A ces mots, le chevalier se pencha; mais il n'eut point le temps de rien voir, car il tomba du haut de son arbre dans le bassin, ce qui lui évita de se casser les reins, mais le tira du songe où il avait entendu Dieu le père lui parler. Et comme il était fort jeune, il fut content de n'être pas mort, malgré la belle réception qui semblait lui être destinée au Paradis, car les paroles du Créateur ne lui plaisaient qu'à demi, et pour lui, il demeurait fermement dans «l'illusion» d'aimer Ninon d'une flamme qui était héroïque, ou pure, ou tout ce qu'on voudra, mais d'une flamme qui le consumait et qui l'empêchait même de sentir qu'il était trempé de la tête aux pieds.

Il sourit donc encore à la vie, quelle qu'elle fût, et envoya de la main un baiser à Ninon qu'il savait n'être pas loin de là; puis il profita de ce qu'il était près de la statuette, pour l'enlacer et baiser la place où Ninon, un jour, avait posé ses lèvres.

Ce fut dans ce mouvement, et comme il interceptait de son corps le marbre, vis-à-vis de la lunette où Ninon épaulait son fusil, que le coup tiré par elle l'atteignit en plein cœur.
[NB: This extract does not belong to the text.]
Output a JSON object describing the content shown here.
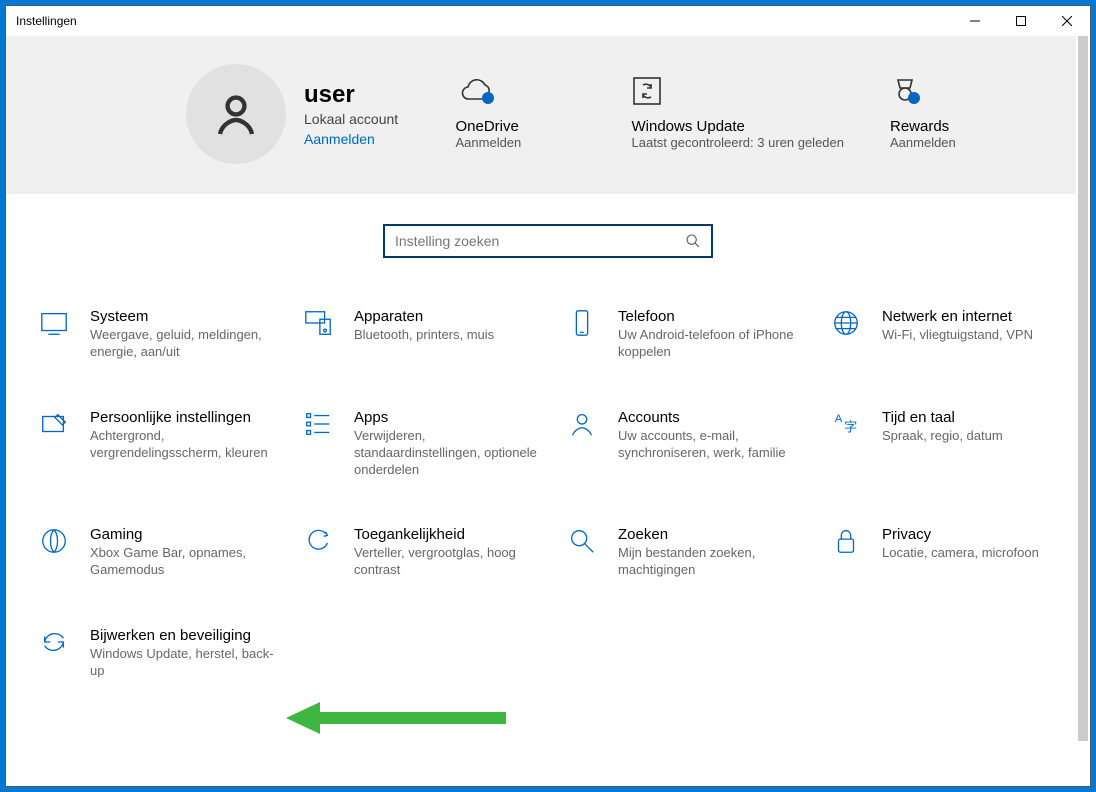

Et il retomba, à demi dans l'eau, à demi sur les marches du socle de l'Amour.

Ninon, qui accourait avec Châteaubedeau par le plus court chemin, arriva au bassin presque aussitôt le malheur accompli, et elle vit ce jeune homme, les pieds baignant dans l'eau, et sa belle tête exsangue renversée sur la dure marche de pierre. Elle ne se pâma point, car elle avait de l'énergie dans les circonstances graves, ainsi qu'on l'a vu souvent; mais elle croyait avoir blessé un malandrin. Ce fut en s'inclinant à la margelle, dans une attitude inquiète et charmante qui eût rappelé à la vie le chevalier s'il l'eût pu voir, qu'elle reconnut la victime de sa chasse malheureuse. Et dans le temps qu'elle remettait le visage de Dieutegard,—presque pareil, quoique amaigri et flétri, à celui qu'il avait en ce lieu même, le jour où elle avait voulu d'abord le baiser sur la bouche, et puis se sentir appliquer tout à fait et vigoureusement contre lui,—le passé se représenta à sa courte mémoire de femme, et elle eut aussitôt une douleur aiguë et bien sincère qui lui arracha un cri déchirant.